Face à la complexité du problème que nous avons à résoudre pour concilier économie et limites de notre fragile biosphère, voici un texte qui a le mérite de prendre du recul et de poser très clairement le cadre de la réflexion.
Il s'agit de l'article de Jean-Alain Héraud et René Kahn, tous deux chercheurs au BETA à l'Université de Strasbourg (Unistra) et qui s'intitule:
"Recherche et innovation. Une approche critique de l’éthique et de la responsabilité revendiquées", Innovations, 2023/0 (Pub. anticipées) [1]
Les auteurs expliquent que depuis la révolution des Lumières, les sciences économiques comme les sciences de la nature ont pris une orientation indépendante de la religion ou de la morale. Il s'agissait d'une revendication de la communauté des chercheurs à utiliser leurs propres méthodes avec rigueur mais de façon autonome et en silo, de manière à gagner en efficacité. L'envers de la médaille est la non prise en compte des externalités négatives de ce que l'on a nommé le Progrès.
Alors comment réintroduire la morale dans le champ de la science et de la technologie ainsi que dans la sphère de l'économie? Si les auteurs n'ont pas la recette pour y parvenir, ils analysent néanmoins les nombreuses difficultés auxquelles les acteurs ou les politiques doivent faire face.
Une difficulté de taille a trait à la complexité de l'évaluation de l'impact des actions que l'on entreprend. Car se comporter de manière éthique, au sens philosophique du terme, implique de se placer du point de vue de l'autre et de regarder le plus loin possible. Or dans la pratique, il n'existe pas d'outils pour le faire, si bien que, la division du travail aidant, chacun décide avec ses œillères, ce qui conduit à une multitude d'éthiques.

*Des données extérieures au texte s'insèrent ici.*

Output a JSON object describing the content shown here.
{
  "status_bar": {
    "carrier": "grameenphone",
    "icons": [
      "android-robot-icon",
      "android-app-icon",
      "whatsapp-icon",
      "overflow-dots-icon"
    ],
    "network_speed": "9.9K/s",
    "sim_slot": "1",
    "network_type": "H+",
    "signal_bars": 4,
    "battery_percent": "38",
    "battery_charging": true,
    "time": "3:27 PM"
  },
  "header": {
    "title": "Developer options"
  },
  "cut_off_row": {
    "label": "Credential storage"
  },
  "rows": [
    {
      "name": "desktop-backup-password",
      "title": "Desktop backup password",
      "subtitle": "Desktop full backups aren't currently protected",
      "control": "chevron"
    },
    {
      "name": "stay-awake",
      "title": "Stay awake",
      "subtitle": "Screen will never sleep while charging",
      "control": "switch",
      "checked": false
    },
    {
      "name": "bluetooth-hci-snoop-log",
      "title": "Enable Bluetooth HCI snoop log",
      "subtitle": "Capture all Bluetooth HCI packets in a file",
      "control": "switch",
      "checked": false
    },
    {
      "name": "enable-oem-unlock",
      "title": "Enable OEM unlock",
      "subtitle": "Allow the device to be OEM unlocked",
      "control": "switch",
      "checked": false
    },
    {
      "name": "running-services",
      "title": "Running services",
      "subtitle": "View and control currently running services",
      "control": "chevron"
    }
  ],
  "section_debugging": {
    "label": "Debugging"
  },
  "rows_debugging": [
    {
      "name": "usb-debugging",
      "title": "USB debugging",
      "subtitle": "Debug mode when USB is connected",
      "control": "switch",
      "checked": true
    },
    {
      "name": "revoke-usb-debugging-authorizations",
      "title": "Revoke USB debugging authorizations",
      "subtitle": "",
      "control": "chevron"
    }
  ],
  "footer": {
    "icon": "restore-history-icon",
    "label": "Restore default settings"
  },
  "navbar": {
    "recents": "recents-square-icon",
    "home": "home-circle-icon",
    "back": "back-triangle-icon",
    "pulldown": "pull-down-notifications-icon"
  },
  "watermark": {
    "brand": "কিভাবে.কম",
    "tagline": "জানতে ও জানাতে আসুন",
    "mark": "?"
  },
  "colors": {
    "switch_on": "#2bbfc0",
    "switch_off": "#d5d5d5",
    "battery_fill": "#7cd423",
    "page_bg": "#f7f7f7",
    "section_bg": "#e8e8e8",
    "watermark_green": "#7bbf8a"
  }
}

Ainsi depuis quelques années, face à une demande sociétale de plus en plus marquée, des protocoles éthiques en tout genre fleurissent, que ce soit dans la sphère de la science pour encadrer la recherche ou dans celle des entreprises pour les inciter à agir conformément à la politique de Responsabilité sociale et environnementale (RSE), voire en élargissant le cadre de leur mission (cf. loi PACTE de 2019 en France). Mais les auteurs se demandent si l'éthique en silos est encore une éthique...

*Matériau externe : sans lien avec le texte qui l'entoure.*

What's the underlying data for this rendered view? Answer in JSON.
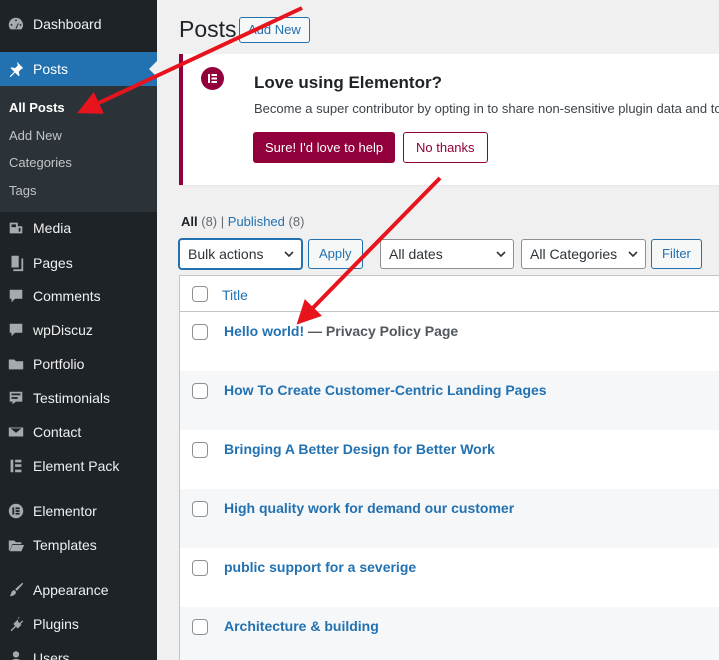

L'article consacre une part importante à la confrontation de l'éthique à l'innovation. Ils citent Joseph A. Schumpeter qui, à travers la notion de destruction créatrice, écarte délibérément la dimension morale. Il faut dire que l'innovation relève de la sphère de l'économie et à partir de Bernard Mandeville et Adam Smith, celle-ci s'est affranchie de la morale et a fonctionné de manière autonome en s'appuyant sur le mythe de la croissance.

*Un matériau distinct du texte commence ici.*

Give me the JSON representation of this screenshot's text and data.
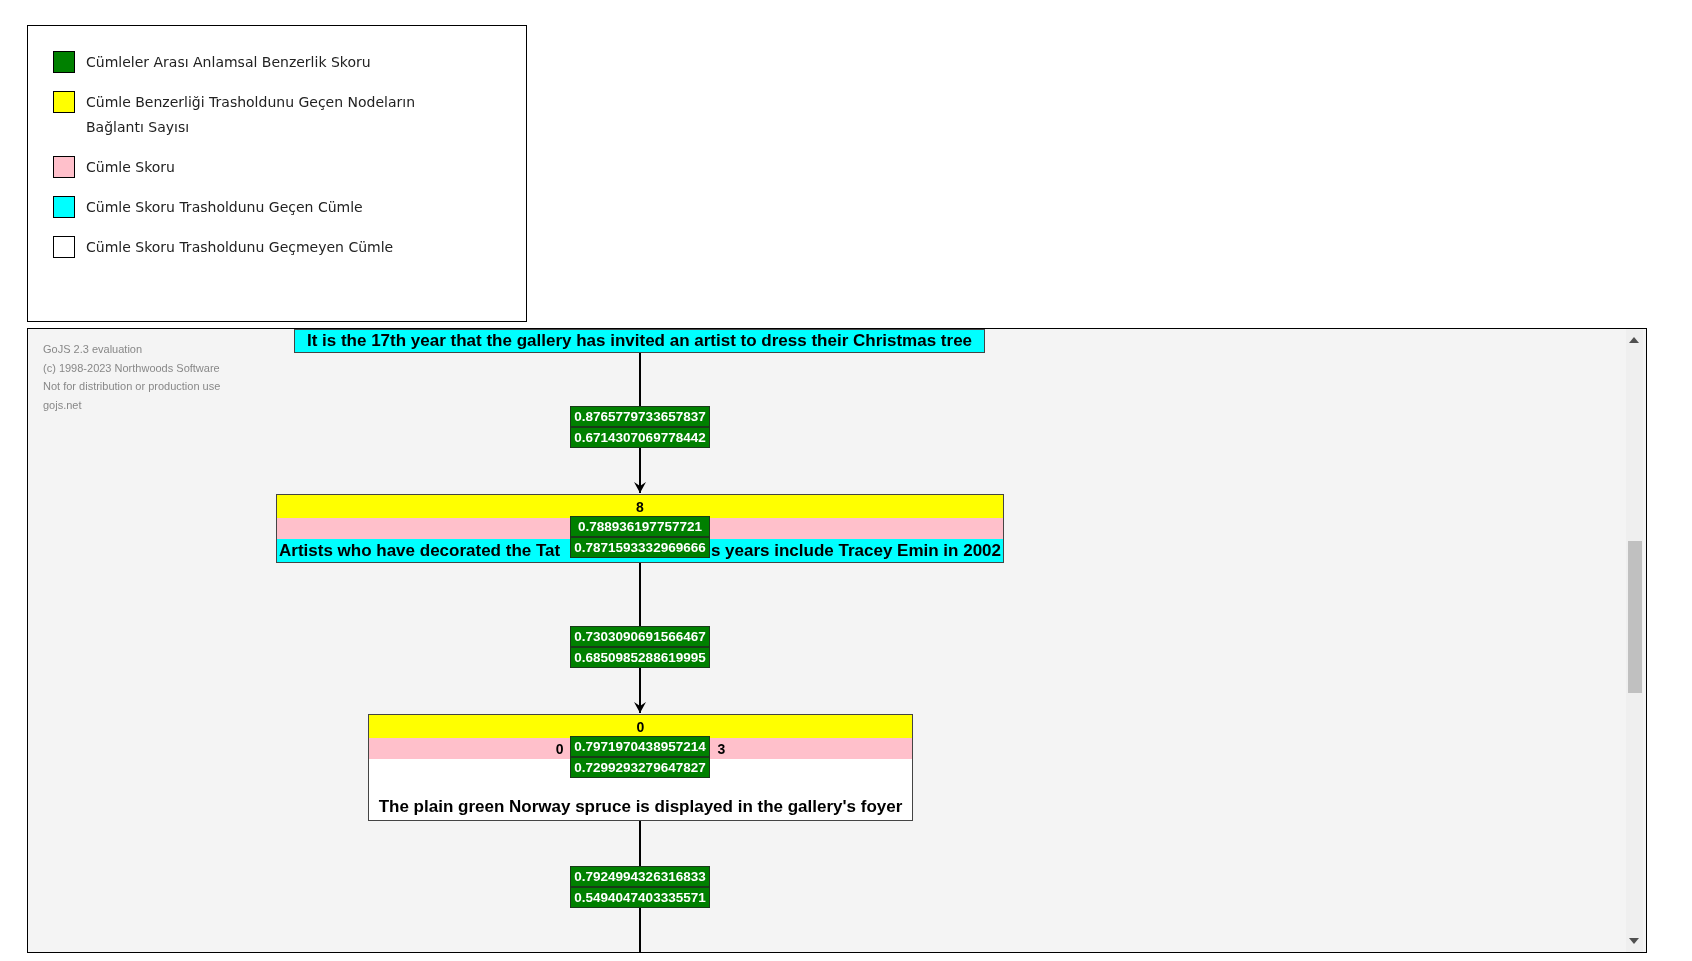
{
  "legend": {
    "items": [
      {
        "label": "Cümleler Arası Anlamsal Benzerlik Skoru",
        "color": "#008000"
      },
      {
        "label": "Cümle Benzerliği Trasholdunu Geçen Nodeların Bağlantı Sayısı",
        "color": "#ffff00"
      },
      {
        "label": "Cümle Skoru",
        "color": "#ffc0cb"
      },
      {
        "label": "Cümle Skoru Trasholdunu Geçen Cümle",
        "color": "#00ffff"
      },
      {
        "label": "Cümle Skoru Trasholdunu Geçmeyen Cümle",
        "color": "#ffffff"
      }
    ]
  },
  "diagram": {
    "watermark": [
      "GoJS 2.3 evaluation",
      "(c) 1998-2023 Northwoods Software",
      "Not for distribution or production use",
      "gojs.net"
    ],
    "nodes": [
      {
        "kind": "clipped",
        "passed": true,
        "sentence_parts": [
          "It is the 17th year that the gallery has invited an artist to dress their Christmas tree"
        ]
      },
      {
        "kind": "full",
        "passed": true,
        "link_count": "8",
        "sentence_parts": [
          "Artists who have decorated the Tat",
          "s years include Tracey Emin in 2002"
        ]
      },
      {
        "kind": "full",
        "passed": false,
        "link_count": "0",
        "score_parts": [
          "0",
          "3"
        ],
        "sentence_parts": [
          "The plain green Norway spruce is displayed in the gallery's foyer"
        ]
      }
    ],
    "similarity_labels": [
      {
        "values": [
          "0.8765779733657837",
          "0.6714307069778442"
        ]
      },
      {
        "values": [
          "0.788936197757721",
          "0.7871593332969666"
        ]
      },
      {
        "values": [
          "0.7303090691566467",
          "0.6850985288619995"
        ]
      },
      {
        "values": [
          "0.7971970438957214",
          "0.7299293279647827"
        ]
      },
      {
        "values": [
          "0.7924994326316833",
          "0.5494047403335571"
        ]
      }
    ]
  }
}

Mandeville exprimant le fait que les vices privés sont censés contribuer au bien public (La Fable des abeilles, 1714)
Alors, comment l'innovation peut-elle être mise au service de la société, afin d'innover en conscience? Comment les acteurs, à commencer par les firmes, peuvent-ils revendiquer une innovation responsable ?
Pour apporter des éléments de réponse, les auteurs se réfèrent à la littérature qui s'emploie à poser des jalons d'une éthique de l'innovation. L'innovation responsable revêt alors la forme d'innovation frugale, d'innovation low-tech, d'innovation par retrait (pour les auteurs qui s'intéressent aux usages sociaux) ou encore d'innovation distribuée, participative (pour ceux qui sont sensibles au principe de démocratie participative), etc.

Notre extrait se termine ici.